Create a test file tests/test_plugin.py:

import unittest
from arc_memory_myplugin.plugin import MyPlugin

class TestMyPlugin(unittest.TestCase):
    def test_plugin_basics(self):
        plugin = MyPlugin()
        self.assertEqual(plugin.get_name(), "myplugin")
        self.assertIn("custom_node", plugin.get_node_types())

    def test_ingest(self):
        plugin = MyPlugin()
        nodes, edges, metadata = plugin.ingest()
        self.assertGreaterEqual(len(nodes), 1)
        self.assertIn("timestamp", metadata)

if __name__ == "__main__":
    unittest.main()

Run the tests:

python -m unittest tests/test_plugin.py

6. Debugging Plugins

Debug Logging

To see detailed logs during plugin execution:

# Enable debug logging
arc build --debug

Look for log messages related to your plugin:

DEBUG:arc_memory.plugins:Registered plugin: myplugin
INFO:arc_memory.build:Ingesting myplugin data...

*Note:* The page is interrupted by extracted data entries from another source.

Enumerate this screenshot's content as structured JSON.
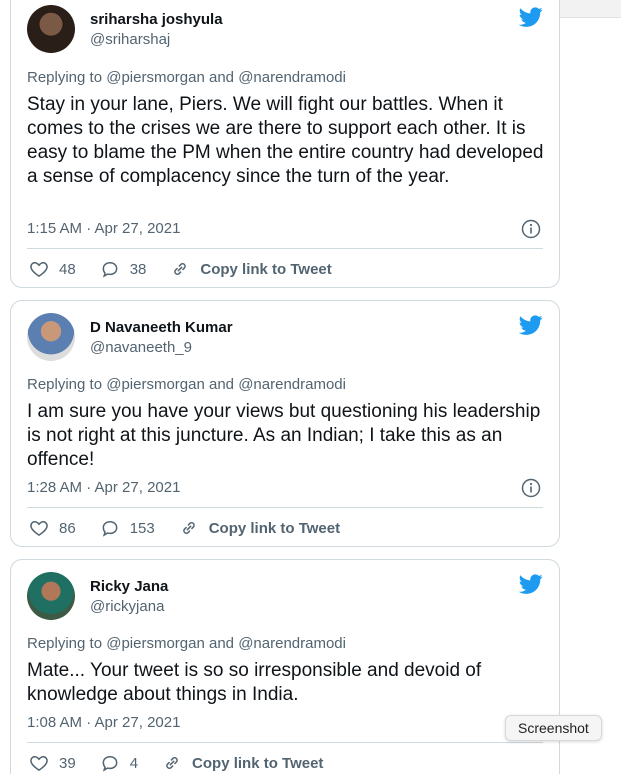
{
  "tweets": [
    {
      "name": "sriharsha joshyula",
      "handle": "@sriharshaj",
      "replying_prefix": "Replying to",
      "replying_to_1": "@piersmorgan",
      "replying_and": "and",
      "replying_to_2": "@narendramodi",
      "text": "Stay in your lane, Piers. We will fight our battles. When it comes to the crises we are there to support each other. It is easy to blame the PM when the entire country had developed a sense of complacency since the turn of the year.",
      "time": "1:15 AM · Apr 27, 2021",
      "likes": "48",
      "replies": "38",
      "copy_link": "Copy link to Tweet"
    },
    {
      "name": "D Navaneeth Kumar",
      "handle": "@navaneeth_9",
      "replying_prefix": "Replying to",
      "replying_to_1": "@piersmorgan",
      "replying_and": "and",
      "replying_to_2": "@narendramodi",
      "text": "I am sure you have your views but questioning his leadership is not right at this juncture. As an Indian; I take this as an offence!",
      "time": "1:28 AM · Apr 27, 2021",
      "likes": "86",
      "replies": "153",
      "copy_link": "Copy link to Tweet"
    },
    {
      "name": "Ricky Jana",
      "handle": "@rickyjana",
      "replying_prefix": "Replying to",
      "replying_to_1": "@piersmorgan",
      "replying_and": "and",
      "replying_to_2": "@narendramodi",
      "text": "Mate... Your tweet is so so irresponsible and devoid of knowledge about things in India.",
      "time": "1:08 AM · Apr 27, 2021",
      "likes": "39",
      "replies": "4",
      "copy_link": "Copy link to Tweet"
    }
  ],
  "tooltip": "Screenshot",
  "colors": {
    "twitter_blue": "#1d9bf0",
    "muted": "#536471",
    "border": "#cfd9de"
  },
  "icons": [
    "twitter-bird-icon",
    "info-icon",
    "heart-icon",
    "reply-bubble-icon",
    "link-icon"
  ]
}
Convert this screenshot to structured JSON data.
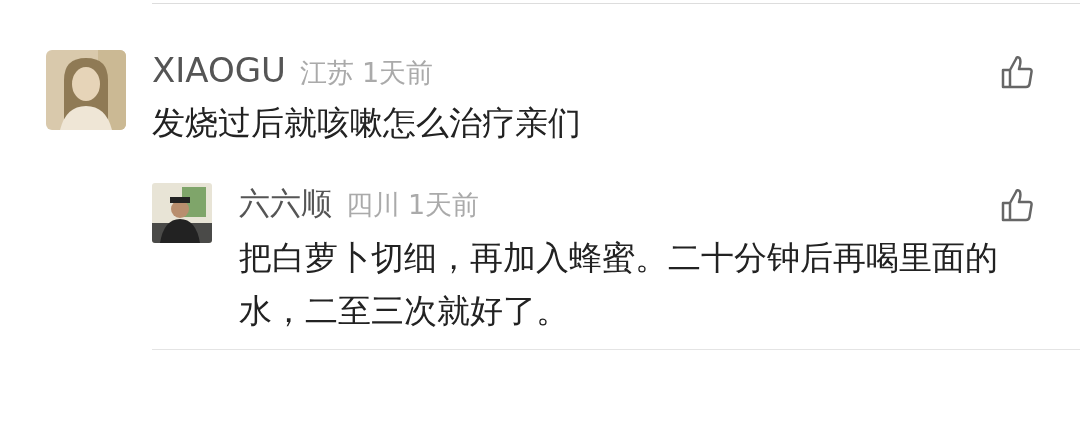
{
  "comments": [
    {
      "name": "XIAOGU",
      "location": "江苏",
      "time": "1天前",
      "text": "发烧过后就咳嗽怎么治疗亲们",
      "replies": [
        {
          "name": "六六顺",
          "location": "四川",
          "time": "1天前",
          "text": "把白萝卜切细，再加入蜂蜜。二十分钟后再喝里面的水，二至三次就好了。"
        }
      ]
    }
  ]
}
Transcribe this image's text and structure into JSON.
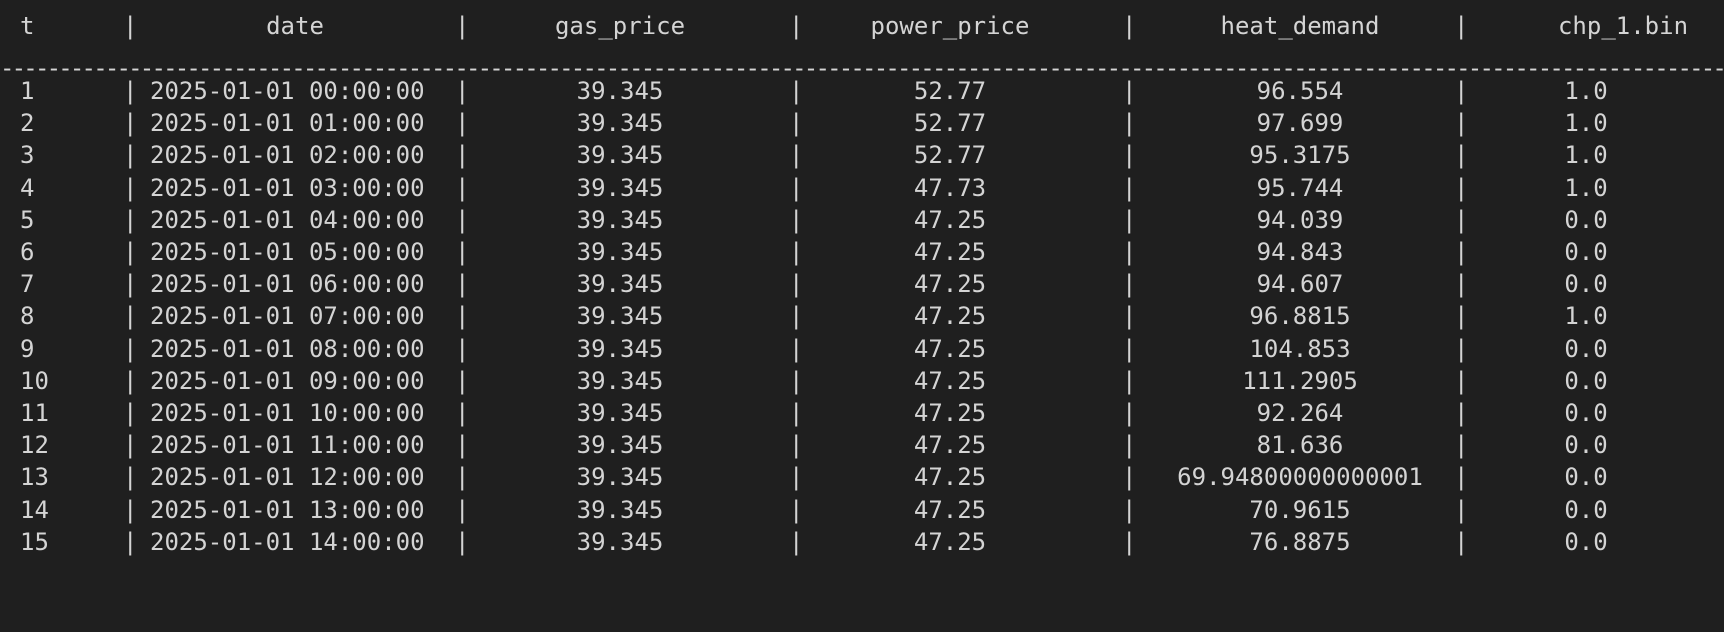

Common Issues and Solutions

  1. Plugin Not Discovered:

    • Check your entry point configuration in pyproject.toml
    • Verify your plugin class implements all required methods
    • Make sure your package is installed (pip list | grep myplugin)
  2. Plugin Fails During Ingestion:

    • Add try/except blocks with detailed logging in your ingest method
    • Check for API errors or rate limiting if your plugin uses external APIs
    • Verify your node and edge creation logic
  3. No Data in Graph:

    • Verify your plugin is returning non-empty lists of nodes and edges
    • Check node IDs for proper formatting (e.g., “custom_node:1”)
    • Ensure edge source and destination IDs refer to existing nodes

Interactive Debugging

For more complex issues, use Python’s debugger:

# Add this to your plugin code
import pdb

def ingest(self, last_processed=None):
    # ... your code ...
    pdb.set_trace()  # Debugger will stop here
    # ... more code ...

Then run:

arc build --debug

7. Packaging and Distribution

Once your plugin is working correctly:

# Build the package
python -m build

# Test the built package
pip install dist/arc_memory_myplugin-0.1.0-py3-none-any.whl

# Publish to PyPI (if desired)
twine upload dist/*

Packaging and Distribution

To package your plugin for distribution:

  1. Create a Python package with your plugin implementation
  2. Register it using entry points as shown above
  3. Publish it to PyPI:
python -m build
twine upload dist/*

Users can then install your plugin with:

pip install arc-memory-myplugin

And it will be automatically discovered and used by Arc Memory.